Немного погодя, я отошел с братьями от взрослых. Пусть разговаривают сами. Уже начали подходить те, которых в лицо не знал и не стал смущать. Мы втроем зашли за две яблони. Я спрятал руки в карманы, наклоняя голову к стволу. Гладко-шершавая кора коснулась лба и правого уха. Никто не решался разговаривать. Только взглядами обменивались, как в немом диалоге. Дима стоял напротив меня, точно также, скрестив руки, а Серёга качался на носках туда-сюда и, кажется, только он мог ещё нарушить тишину, но нет… Я увидел Максима. Чёрные туфли. Тёмно-джинсовый брючный костюм. Волосы заплел, как и Дима в короткий хвост на затылке, только у Димы виски не выбриты. Что касаемо Серёги, у того короткий панк… хотелось расспросить о многом, но ком застыл в горле и оставалось молчать.

– А вот вы где, спрятались от меня? – радушно начал друг, здороваясь с каждым из братьев, а меня похлопал по-братски по плечу, и этого было достаточно. – Скоро привезут?

– Вроде сказали к одиннадцати, – ответил Дима, засучив рукав, где засиял браслет от часов. – Без пяти уже. Надо идти.

– Да вон едут уже, – с тревогой подхватил Серёга.
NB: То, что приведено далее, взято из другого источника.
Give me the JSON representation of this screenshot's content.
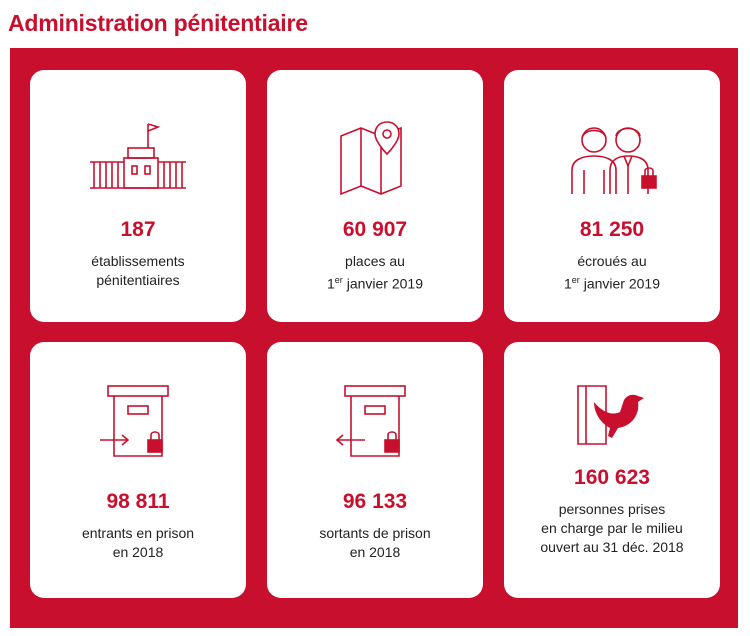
{
  "title": "Administration pénitentiaire",
  "colors": {
    "accent": "#c8102e",
    "card": "#ffffff"
  },
  "cards": [
    {
      "icon": "prison-building-icon",
      "value": "187",
      "line1": "établissements",
      "line2": "pénitentiaires"
    },
    {
      "icon": "map-pin-icon",
      "value": "60 907",
      "line1": "places au",
      "line2_sup": "er",
      "line2_prefix": "1",
      "line2": "janvier 2019"
    },
    {
      "icon": "detainees-icon",
      "value": "81 250",
      "line1": "écroués au",
      "line2_sup": "er",
      "line2_prefix": "1",
      "line2": "janvier 2019"
    },
    {
      "icon": "door-enter-icon",
      "value": "98 811",
      "line1": "entrants en prison",
      "line2": "en 2018"
    },
    {
      "icon": "door-exit-icon",
      "value": "96 133",
      "line1": "sortants de prison",
      "line2": "en 2018"
    },
    {
      "icon": "dove-icon",
      "value": "160 623",
      "line1": "personnes prises",
      "line2": "en charge par le milieu",
      "line3": "ouvert au 31 déc. 2018"
    }
  ]
}
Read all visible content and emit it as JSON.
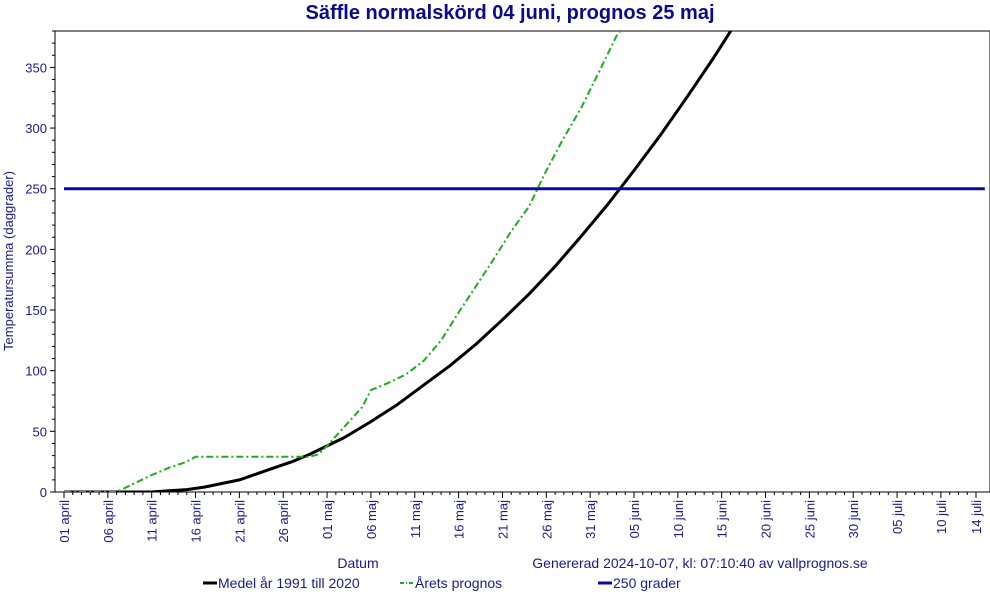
{
  "chart_data": {
    "type": "line",
    "title": "Säffle normalskörd 04 juni, prognos 25 maj",
    "ylabel": "Temperatursumma (daggrader)",
    "xlabel": "Datum",
    "generated": "Genererad 2024-10-07, kl: 07:10:40 av vallprognos.se",
    "ylim": [
      0,
      380
    ],
    "yticks": [
      0,
      50,
      100,
      150,
      200,
      250,
      300,
      350
    ],
    "xticks": [
      {
        "day": 0,
        "label": "01 april"
      },
      {
        "day": 5,
        "label": "06 april"
      },
      {
        "day": 10,
        "label": "11 april"
      },
      {
        "day": 15,
        "label": "16 april"
      },
      {
        "day": 20,
        "label": "21 april"
      },
      {
        "day": 25,
        "label": "26 april"
      },
      {
        "day": 30,
        "label": "01 maj"
      },
      {
        "day": 35,
        "label": "06 maj"
      },
      {
        "day": 40,
        "label": "11 maj"
      },
      {
        "day": 45,
        "label": "16 maj"
      },
      {
        "day": 50,
        "label": "21 maj"
      },
      {
        "day": 55,
        "label": "26 maj"
      },
      {
        "day": 60,
        "label": "31 maj"
      },
      {
        "day": 65,
        "label": "05 juni"
      },
      {
        "day": 70,
        "label": "10 juni"
      },
      {
        "day": 75,
        "label": "15 juni"
      },
      {
        "day": 80,
        "label": "20 juni"
      },
      {
        "day": 85,
        "label": "25 juni"
      },
      {
        "day": 90,
        "label": "30 juni"
      },
      {
        "day": 95,
        "label": "05 juli"
      },
      {
        "day": 100,
        "label": "10 juli"
      },
      {
        "day": 104,
        "label": "14 juli"
      }
    ],
    "xlim": [
      0,
      105
    ],
    "series": [
      {
        "name": "Medel år 1991 till 2020",
        "color": "#000000",
        "style": "solid",
        "x": [
          0,
          5,
          10,
          12,
          14,
          16,
          18,
          20,
          22,
          24,
          26,
          28,
          30,
          32,
          35,
          38,
          41,
          44,
          47,
          50,
          53,
          56,
          59,
          62,
          65,
          68,
          71,
          74,
          77,
          80.3
        ],
        "y": [
          0,
          0,
          0,
          1,
          2,
          4,
          7,
          10,
          15,
          20,
          25,
          31,
          38,
          45,
          58,
          72,
          88,
          104,
          122,
          142,
          163,
          186,
          211,
          237,
          265,
          294,
          325,
          357,
          391,
          430
        ]
      },
      {
        "name": "Årets prognos",
        "color": "#22aa22",
        "style": "dashdot",
        "x": [
          0,
          6,
          8,
          10,
          12,
          14,
          15,
          20,
          25,
          28,
          29,
          30,
          32,
          34,
          35,
          37,
          39,
          41,
          43,
          45,
          47,
          49,
          51,
          53,
          55,
          57,
          59,
          61,
          63,
          65,
          67
        ],
        "y": [
          0,
          0,
          7,
          14,
          20,
          25,
          29,
          29,
          29,
          29,
          31,
          38,
          54,
          70,
          84,
          90,
          97,
          108,
          125,
          148,
          170,
          192,
          215,
          235,
          265,
          292,
          317,
          346,
          376,
          395,
          412
        ]
      },
      {
        "name": "250 grader",
        "color": "#0a0aa0",
        "style": "solid",
        "x": [
          0,
          105
        ],
        "y": [
          250,
          250
        ]
      }
    ]
  },
  "legend": [
    {
      "label": "Medel år 1991 till 2020",
      "color": "#000000",
      "style": "solid"
    },
    {
      "label": "Årets prognos",
      "color": "#22aa22",
      "style": "dashdot"
    },
    {
      "label": "250 grader",
      "color": "#0a0aa0",
      "style": "solid"
    }
  ]
}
Я громко выдохнул, шагая последним. Ноги не слушались, а руки будто утонули в карманах джинсов. Стоило подойти к тюкам, на которых уже опустили закрытый гроб, у меня в душе всё перевернулось. Застыл, точно увидев перед собой привидение. Не знал, как реагировать. Поскольку, я ближе всех к дедушке был, не робея, положил руку поверх его скрещенных кистей. Холодные… в них угасла жизнь ещё до того, как увезли в морг… А ведь когда-то эти руки учили мастерить лук… По моим щекам побежали ледяные дорожки, когда я отошел от гроба, давая родным и близким попрощаться с ним, посидеть рядом. Мне не хотелось находиться здесь. Не хотелось верить в происходящее. Но я стоял на месте, у ног в белых сапогах к которым скоро нужно будет прикоснуться и сказать «прощай». Сердце не слушалось и билось галопом, видя, как мать подходит к гробу, наклоняется к своему же отцу и прижимается лбом к его пальцам… На моей левой руке ощущается ледяной след. На щеках застыли слёзы. Не думал, что способен на такое. Нет, я не рыдал, а молча ревел. Меня кто-то разворачивает к себе, и я по табаку узнаю крёстного. Почему-то сорвался на всхлип, как ребёнок… поджал губы, глубоко дыша.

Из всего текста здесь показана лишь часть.